Frank Asbeck adalah salah satu dari sedikit manajer energi Jerman yang juga diminati oleh wartawan masyarakat. Pendiri perusahaan tenaga surya “Solarworld” yang berambut keriting dan berbadan tegap – seorang pemburu yang bersemangat dengan kastilnya sendiri di Sungai Rhine – suka mengucapkan kalimat singkat di bibirnya.
Di masa keemasan ledakan matahari di awal transisi energi, ia hanya disebut sebagai “Raja Matahari” di media. Namun dengan meningkatnya persaingan modul surya dari Asia dengan harga terendah, model bisnis Asbeck mulai merosot secara besar-besaran pada tahun 2012 dan 2013. Pada saat itu, satu-satunya hal yang menyelamatkan perusahaan adalah pemotongan saham dan utang, yang menyebabkan investor merugi jutaan dolar.
Kini Solarworld kembali mengalami krisis.
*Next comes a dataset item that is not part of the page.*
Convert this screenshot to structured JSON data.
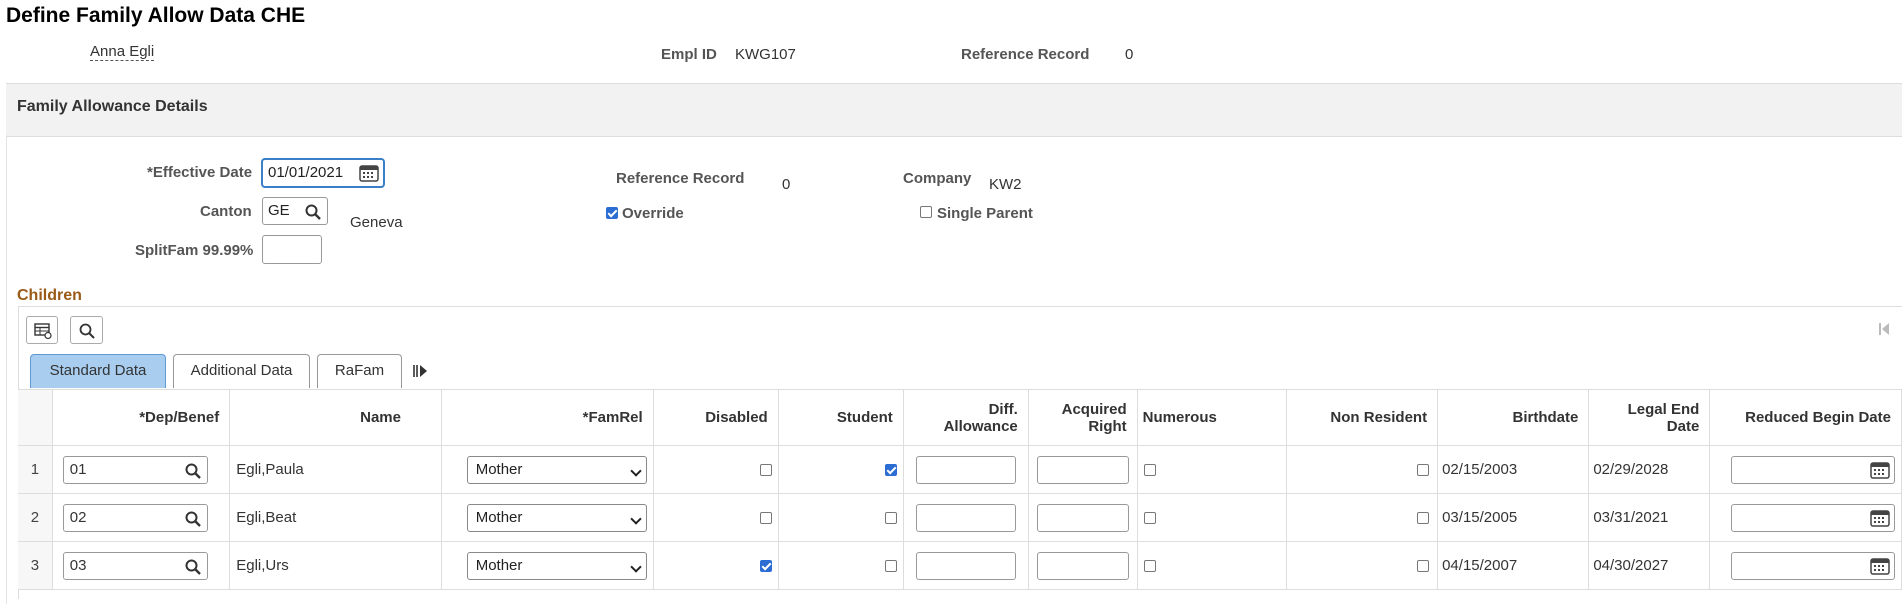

Setelah harga modul surya di pasar global turun secara tiba-tiba sebesar 20 hingga 30 persen pada tahun lalu, neraca tahunan berada dalam zona merah dan kerugian hampir 100 juta euro.
“2016 adalah tahun yang sulit bagi seluruh industri tenaga surya, ditandai dengan kelebihan kapasitas di Tiongkok dan penurunan harga secara besar-besaran,” kata Asbeck menjelang presentasi neraca pada hari Rabu. “Kami telah meresponsnya dengan langkah-langkah yang mengurangi biaya dan pada saat yang sama memungkinkan kami untuk lebih membedakan diri dari pesaing Asia dengan kualitas dan teknologi.”
Asbeck berjuang untuk perubahan haluan di perusahaan. Pada tahun 2017, dia ingin mengurangi kerugian dan melanjutkan restrukturisasi grup. Untuk melawan persaingan murah dari Asia, ia ingin lebih fokus pada modul surya monokristalin berkualitas tinggi. Tapi pertama-tama, dia membutuhkan uang untuk mengubah dan memangkas 400 dari 3.300 pekerjaan saat ini.
Penyisihan yang diperlukan dan depresiasi neraca menyebabkan ekuitas perusahaan induk Solarworld menyusut tajam menjadi hanya 2,6 juta euro. Sesuai dengan hukum, Asbeck baru-baru ini harus mengumumkan rapat umum luar biasa – sangat buruk bagi citra perusahaan. Harga pasar saham ambruk tak lama setelah pengumuman tersebut.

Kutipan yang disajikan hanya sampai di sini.